How do I choose the best low-interest credit card for me?
When trying to decide which card is best for your needs, consider these factors:
- APR: Ideally, you want to find the card that offers the lowest APR to help you save more money.
- Annual fees: Many lower-rate credit cards charge an annual fee, so do the math to make sure you’re still getting a good deal. Depending on your situation, a low-interest, low-fee credit card may still make more sense than a no-fee, high-interest card.
- Balance transfer fees: A balance transfer fee is a charge associated with transferring debt to your credit card. It typically ranges from 1% to 5% of the amount you transfer. For example, if you transfer $10,000 with a 1% transfer fee, it will cost $100.
- Introductory offers: Look for a card that offers a 0% introductory APR on balance transfers. The more debt you can pay off during the introductory period, the more you can save on interest. Some cards also offer first-year fee waivers, which can help you save even more.
- Eligibility criteria: Research various cards to see which ones you qualify for. Many low-interest credit cards require a good to excellent credit score.
Benefits and challenges of consolidating debt
With any financial decision, you want to weigh the pros and cons. Here are some key issues to consider when consolidating your debt:
Pros:
Saving money: Consolidating high-interest debt can help you save money on interest payments. You can maximize this benefit if you find a low-interest credit card that offers a 0% introductory rate on balance transfers.
Simplified payments: Consolidating debt allows you to focus on one monthly payment instead of multiple payments—sometimes to multiple financial institutions—with different interest rates and due dates.

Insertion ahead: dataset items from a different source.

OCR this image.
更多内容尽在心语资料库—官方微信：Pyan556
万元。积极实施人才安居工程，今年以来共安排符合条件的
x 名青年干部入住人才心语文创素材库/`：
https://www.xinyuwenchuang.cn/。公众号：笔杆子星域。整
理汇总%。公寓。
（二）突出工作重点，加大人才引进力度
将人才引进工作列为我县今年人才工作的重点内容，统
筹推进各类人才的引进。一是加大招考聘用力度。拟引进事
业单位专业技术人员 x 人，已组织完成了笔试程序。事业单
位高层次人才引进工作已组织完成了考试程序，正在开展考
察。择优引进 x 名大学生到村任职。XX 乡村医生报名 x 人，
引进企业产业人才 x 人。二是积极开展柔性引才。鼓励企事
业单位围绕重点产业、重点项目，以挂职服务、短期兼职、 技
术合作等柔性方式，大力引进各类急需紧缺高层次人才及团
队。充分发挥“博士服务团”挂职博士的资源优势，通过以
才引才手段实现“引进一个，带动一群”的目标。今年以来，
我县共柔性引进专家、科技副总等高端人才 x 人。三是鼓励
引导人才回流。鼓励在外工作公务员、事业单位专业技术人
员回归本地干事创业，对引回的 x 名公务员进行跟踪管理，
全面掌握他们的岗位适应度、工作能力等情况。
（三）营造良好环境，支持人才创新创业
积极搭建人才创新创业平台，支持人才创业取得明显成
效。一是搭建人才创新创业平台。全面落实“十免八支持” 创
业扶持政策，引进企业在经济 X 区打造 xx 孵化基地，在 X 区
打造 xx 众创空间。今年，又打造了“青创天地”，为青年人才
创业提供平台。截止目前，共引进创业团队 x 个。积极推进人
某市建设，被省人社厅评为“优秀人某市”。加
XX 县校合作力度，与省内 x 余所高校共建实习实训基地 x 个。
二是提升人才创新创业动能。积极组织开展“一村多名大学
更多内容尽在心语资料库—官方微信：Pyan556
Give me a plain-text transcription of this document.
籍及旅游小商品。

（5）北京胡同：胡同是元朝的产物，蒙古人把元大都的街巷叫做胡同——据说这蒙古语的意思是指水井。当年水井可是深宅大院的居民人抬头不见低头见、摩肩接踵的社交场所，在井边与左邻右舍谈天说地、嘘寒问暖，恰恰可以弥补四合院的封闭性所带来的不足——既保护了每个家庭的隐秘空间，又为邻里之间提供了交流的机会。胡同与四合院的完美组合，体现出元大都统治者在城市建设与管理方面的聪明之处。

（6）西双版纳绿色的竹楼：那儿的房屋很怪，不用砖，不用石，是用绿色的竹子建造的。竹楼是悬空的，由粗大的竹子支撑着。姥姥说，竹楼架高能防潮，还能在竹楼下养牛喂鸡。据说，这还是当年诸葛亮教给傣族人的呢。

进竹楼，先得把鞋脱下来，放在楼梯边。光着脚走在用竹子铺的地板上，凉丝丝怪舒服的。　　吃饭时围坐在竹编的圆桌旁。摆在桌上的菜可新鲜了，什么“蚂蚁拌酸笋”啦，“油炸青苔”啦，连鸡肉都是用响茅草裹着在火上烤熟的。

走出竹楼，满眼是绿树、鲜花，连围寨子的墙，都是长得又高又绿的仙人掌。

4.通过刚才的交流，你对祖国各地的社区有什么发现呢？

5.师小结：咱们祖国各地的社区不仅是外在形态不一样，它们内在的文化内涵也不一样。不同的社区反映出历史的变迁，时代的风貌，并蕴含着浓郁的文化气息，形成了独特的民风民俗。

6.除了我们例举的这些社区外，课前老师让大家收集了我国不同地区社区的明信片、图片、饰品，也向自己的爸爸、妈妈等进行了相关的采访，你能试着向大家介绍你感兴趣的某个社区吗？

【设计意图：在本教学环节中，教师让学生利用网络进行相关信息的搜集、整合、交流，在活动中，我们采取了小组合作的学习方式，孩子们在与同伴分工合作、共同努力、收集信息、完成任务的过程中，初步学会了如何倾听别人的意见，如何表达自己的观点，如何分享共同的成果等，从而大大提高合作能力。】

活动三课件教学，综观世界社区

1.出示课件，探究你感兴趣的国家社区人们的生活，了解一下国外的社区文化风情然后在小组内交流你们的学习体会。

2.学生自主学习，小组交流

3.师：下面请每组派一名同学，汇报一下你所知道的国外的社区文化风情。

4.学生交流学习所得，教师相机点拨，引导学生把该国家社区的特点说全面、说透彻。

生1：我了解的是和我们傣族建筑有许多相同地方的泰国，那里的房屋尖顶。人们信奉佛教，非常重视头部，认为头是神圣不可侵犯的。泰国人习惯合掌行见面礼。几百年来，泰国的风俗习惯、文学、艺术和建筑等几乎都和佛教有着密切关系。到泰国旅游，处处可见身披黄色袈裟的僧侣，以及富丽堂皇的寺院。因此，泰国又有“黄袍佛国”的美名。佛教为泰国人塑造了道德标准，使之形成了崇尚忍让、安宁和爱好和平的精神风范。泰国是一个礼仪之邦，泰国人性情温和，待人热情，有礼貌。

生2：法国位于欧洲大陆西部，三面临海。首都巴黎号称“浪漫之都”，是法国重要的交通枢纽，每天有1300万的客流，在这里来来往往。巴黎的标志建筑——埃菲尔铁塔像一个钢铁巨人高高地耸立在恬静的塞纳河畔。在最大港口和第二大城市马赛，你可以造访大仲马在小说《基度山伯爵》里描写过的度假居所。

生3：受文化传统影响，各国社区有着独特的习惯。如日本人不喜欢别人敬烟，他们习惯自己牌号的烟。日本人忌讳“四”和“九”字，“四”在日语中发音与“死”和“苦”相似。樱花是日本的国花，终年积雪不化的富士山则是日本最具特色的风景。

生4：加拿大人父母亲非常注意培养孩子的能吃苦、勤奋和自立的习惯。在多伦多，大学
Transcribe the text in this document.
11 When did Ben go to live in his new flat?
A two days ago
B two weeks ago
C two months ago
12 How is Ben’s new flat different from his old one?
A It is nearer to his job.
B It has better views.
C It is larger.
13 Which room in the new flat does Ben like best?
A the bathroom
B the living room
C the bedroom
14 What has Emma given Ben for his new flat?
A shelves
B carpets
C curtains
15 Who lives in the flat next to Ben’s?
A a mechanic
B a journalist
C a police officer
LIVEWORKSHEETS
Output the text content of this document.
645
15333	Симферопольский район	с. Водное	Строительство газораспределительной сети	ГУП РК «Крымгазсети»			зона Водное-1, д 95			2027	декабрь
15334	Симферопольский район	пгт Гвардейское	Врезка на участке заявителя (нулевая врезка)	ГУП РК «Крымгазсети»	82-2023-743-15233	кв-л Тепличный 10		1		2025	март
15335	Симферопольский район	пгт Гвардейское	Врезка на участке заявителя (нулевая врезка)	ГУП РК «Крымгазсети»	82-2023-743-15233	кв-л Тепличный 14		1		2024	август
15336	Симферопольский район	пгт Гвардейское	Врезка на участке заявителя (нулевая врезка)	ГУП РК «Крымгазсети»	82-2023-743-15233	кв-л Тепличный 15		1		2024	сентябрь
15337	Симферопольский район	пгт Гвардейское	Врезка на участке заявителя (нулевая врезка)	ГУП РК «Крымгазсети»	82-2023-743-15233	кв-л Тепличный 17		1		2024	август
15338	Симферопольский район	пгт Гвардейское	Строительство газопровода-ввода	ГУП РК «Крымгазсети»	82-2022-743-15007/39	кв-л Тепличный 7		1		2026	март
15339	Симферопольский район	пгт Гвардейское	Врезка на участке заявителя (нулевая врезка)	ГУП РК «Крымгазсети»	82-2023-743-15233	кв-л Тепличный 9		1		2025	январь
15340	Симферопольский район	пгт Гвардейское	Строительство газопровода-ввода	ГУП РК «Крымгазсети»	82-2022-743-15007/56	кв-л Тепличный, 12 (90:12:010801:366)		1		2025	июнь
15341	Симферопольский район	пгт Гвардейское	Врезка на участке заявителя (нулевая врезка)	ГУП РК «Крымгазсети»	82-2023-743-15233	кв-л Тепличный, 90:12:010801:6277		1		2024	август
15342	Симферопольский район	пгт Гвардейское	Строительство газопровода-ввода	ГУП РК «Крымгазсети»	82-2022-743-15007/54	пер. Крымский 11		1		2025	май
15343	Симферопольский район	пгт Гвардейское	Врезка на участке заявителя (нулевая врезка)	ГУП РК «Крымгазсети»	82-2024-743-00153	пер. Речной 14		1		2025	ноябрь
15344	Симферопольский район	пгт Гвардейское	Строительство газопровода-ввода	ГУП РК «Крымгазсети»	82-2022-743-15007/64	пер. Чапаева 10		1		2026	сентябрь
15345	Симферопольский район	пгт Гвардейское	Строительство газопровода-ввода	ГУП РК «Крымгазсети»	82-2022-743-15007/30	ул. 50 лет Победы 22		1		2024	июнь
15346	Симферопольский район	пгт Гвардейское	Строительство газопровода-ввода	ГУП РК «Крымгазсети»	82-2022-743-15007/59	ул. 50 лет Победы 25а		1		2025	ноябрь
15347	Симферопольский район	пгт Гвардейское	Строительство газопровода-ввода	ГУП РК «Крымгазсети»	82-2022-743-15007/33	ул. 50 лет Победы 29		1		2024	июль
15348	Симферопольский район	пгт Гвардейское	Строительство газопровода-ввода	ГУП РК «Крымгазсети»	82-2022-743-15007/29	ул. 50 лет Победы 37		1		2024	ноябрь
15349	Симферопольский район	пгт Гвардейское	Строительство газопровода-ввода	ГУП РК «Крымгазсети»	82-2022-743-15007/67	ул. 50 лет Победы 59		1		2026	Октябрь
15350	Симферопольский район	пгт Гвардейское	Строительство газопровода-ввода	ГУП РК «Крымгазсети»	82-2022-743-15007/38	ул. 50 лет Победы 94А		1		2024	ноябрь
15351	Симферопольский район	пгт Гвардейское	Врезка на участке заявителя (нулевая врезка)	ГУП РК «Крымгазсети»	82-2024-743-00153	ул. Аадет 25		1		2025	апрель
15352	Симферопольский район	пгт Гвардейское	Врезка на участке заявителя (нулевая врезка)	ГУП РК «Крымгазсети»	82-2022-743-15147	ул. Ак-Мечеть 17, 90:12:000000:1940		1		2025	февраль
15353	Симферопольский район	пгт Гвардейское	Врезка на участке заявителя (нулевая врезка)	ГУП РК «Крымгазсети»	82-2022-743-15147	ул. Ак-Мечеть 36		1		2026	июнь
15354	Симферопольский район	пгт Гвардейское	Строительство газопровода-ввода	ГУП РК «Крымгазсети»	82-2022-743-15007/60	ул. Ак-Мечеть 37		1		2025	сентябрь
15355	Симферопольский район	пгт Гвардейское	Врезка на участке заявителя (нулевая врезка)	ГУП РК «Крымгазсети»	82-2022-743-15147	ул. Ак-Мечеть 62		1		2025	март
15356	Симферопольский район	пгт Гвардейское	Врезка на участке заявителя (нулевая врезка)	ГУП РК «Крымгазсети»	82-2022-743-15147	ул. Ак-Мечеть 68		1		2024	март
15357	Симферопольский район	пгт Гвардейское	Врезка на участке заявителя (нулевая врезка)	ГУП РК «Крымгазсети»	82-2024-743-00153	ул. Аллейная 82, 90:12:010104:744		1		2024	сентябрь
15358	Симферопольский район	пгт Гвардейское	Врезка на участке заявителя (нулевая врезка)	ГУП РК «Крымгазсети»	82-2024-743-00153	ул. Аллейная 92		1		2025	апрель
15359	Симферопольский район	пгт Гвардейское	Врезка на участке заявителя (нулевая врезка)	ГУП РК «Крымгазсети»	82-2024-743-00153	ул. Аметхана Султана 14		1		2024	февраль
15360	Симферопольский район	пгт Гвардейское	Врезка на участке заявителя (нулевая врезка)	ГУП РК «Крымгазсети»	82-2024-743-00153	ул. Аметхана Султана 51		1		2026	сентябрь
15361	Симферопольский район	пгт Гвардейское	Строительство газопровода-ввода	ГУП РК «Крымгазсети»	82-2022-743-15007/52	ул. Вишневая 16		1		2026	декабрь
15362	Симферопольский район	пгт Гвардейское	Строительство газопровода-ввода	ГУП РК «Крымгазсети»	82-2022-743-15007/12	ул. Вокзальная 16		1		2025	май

Faster debt repayment: Having a lower interest rate means more of your payments go toward your principal instead of interest.
Cons:
Overspending: If you have trouble managing your spending, debt consolidation won’t fix this problem. You’ll have to take steps to address the root cause of your spending.
Growing debt: If you continue using your high-interest credit cards once you consolidate, you may continue to accumulate more debt. That may not be totally avoidable, but it’s smart to keep a close eye on your spending.
Credit card fees: Make sure you’re aware of the fees associated with consolidating your debt. Calculate the cost of annual credit card fees and transfer fees versus how much you can save with a lower interest rate.
Is a low-interest credit card right for me?
If you’re carrying high-interest debt, consolidating may reduce the amount of interest you pay and simplify your debt repayment process. Having a strong credit score will increase your chances of getting approved for a low-interest card and help you improve your financial habits.